24 Mayıs 2011 Salı

Baudrillard da kim ki zaten?



Türkiye'de zaten akademilerin, akademisyenlerin etliye sütlüye dokunmadan sadece maaşları ve egoları için çalışmalarına fazlasıyla alışmıştık. Her ne kadar böyle bir terbiyesizliğe alışmış olmamız bizim için bir ayıp olsa da, daha büyük bir ayıpla karşı karşıya olduğumuz için şimdilik onu başka bir yazıya bırakıyorum.

Bundan birkaç gün önce İzmir'deki belediye meclis toplantılarında bir tartışma yaşanmış. Kısaca özetlemek gerekirse belediyenin Baudrillard'ın 3. ölüm yıldönümü için yaptığı anma etkinliklerinin bütçesi AKP tarafından abartılarak mevcut belediyeye karşı bir saldırı aracı olarak kullanılmış. Yalnız AKP grup sözcüsü Rıza Evcim'in şu cümleleri bizi esas ilgilendiren nokta: “Jean Baudrillard’ı anma etkinliği için de 40 bin lira harcanmış. Bu Fransız düşünürü kim tanıyor?
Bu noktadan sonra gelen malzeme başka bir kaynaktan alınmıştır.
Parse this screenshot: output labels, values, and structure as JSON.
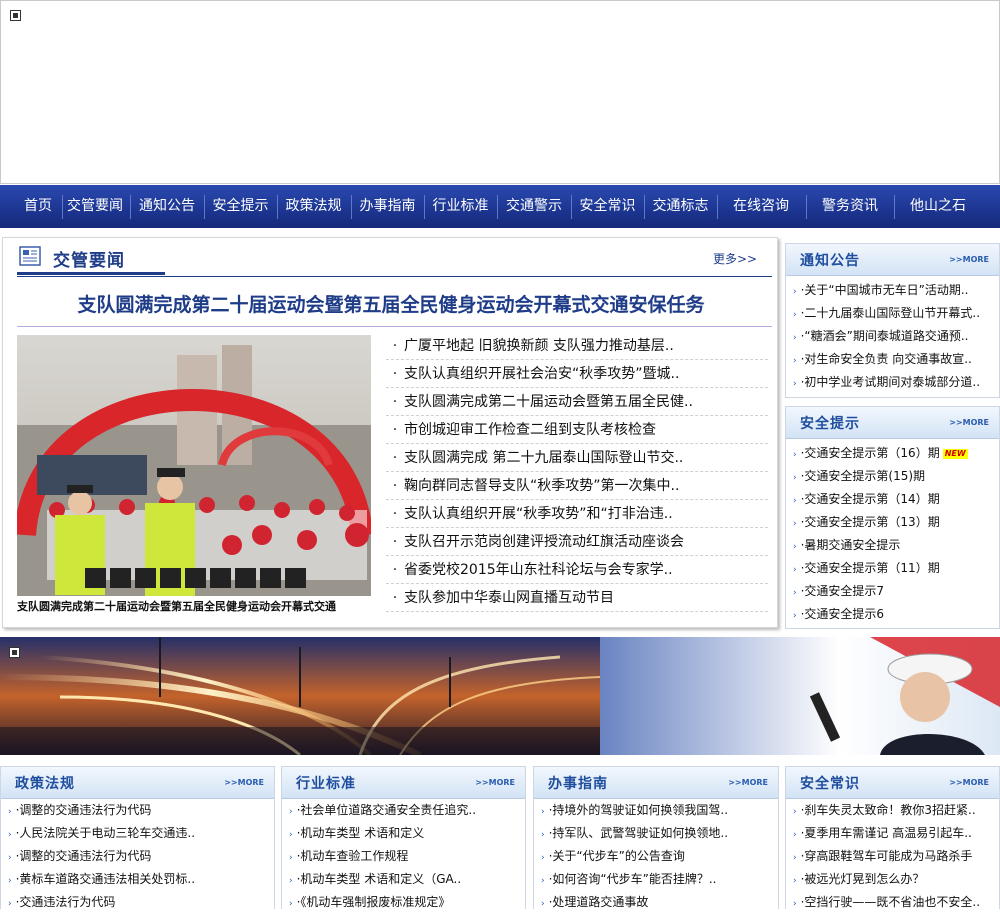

Neden biz etkinlik düzenliyoruz? Lütfen bu parayı arkadaşlarınız arasında toplayıp belediyeye iade edin. Yoksa iki elimiz yakanızda.” Konu hakkında daha detaylı bilgiyi buraya tıklayarak alabilirsiniz.

 Bu aslında Türkiye siyaset tarihinde çok alışık olduğumuz bir tavır: cahiliyetin yüceltilmesi. Buna dair birçok örneği birazcık araştırmayla görebilirsiniz. Birçok örneğini gördüğümüz bu olaylara karşı hiçkimsenin ses çıkartmıyor oluşunu da birçok kez gördük ve genelde bu tarz hikayelerin sonu ya cahiliyeti yüceltenlerin cahillerden destek toplamasıyla ya da unutulup gidilmesiyle son buluyor.

Peki özellikle bu habere dair soruyorum; yüzyılın en önemli filozoflarından biri olan Baudrillard'a karşı yapılan "Kim ki lan bu?" düzeyindeki terbiyesizliğe karşı akademiler ne yapıyor ya da ne yaptı? Hiçbir açıklama, hiçbir ses çıktı mı? Ya da çıkarmayı düşünen var mı? Yoksa yine biz maaşımızı alır, egomuzu büyütür, gerisine karışmayız tavrıyla devam etmeyi mi düşünüyorsunuz?

Sosyologlar, felsefeciler, siyaset bilimciler; yüzyılın en önemli insanlarından birine karşı yapılan bu terbiyesizliği sindirmeye bu kadar mı hazırlar? Bu kadar mı umursamaz haldesiniz? "Sosyal" bilimleri sadece sınıflara, amfilere kapatmaya bu kadar mı hazırsınız?

Eğer durum böyleyse ben tüm akademiyle bağlantımı koparmaya hazırım. Çünkü böyle bir duyarsızlıkla, böyle bir körlükle ne akademi akademi olabilir ne de sosyal bilimler dediğimiz şeyi icra etmemiz mümkün olabilir. Ve ben kişisel olarak söyleyecek olursam felsefeyi maaş için yapmak istemiyorum. Ve maaş için felsefe, sosyoloji... yapanlardan da öğrenebileceğim birşey olduğuna inanmıyorum.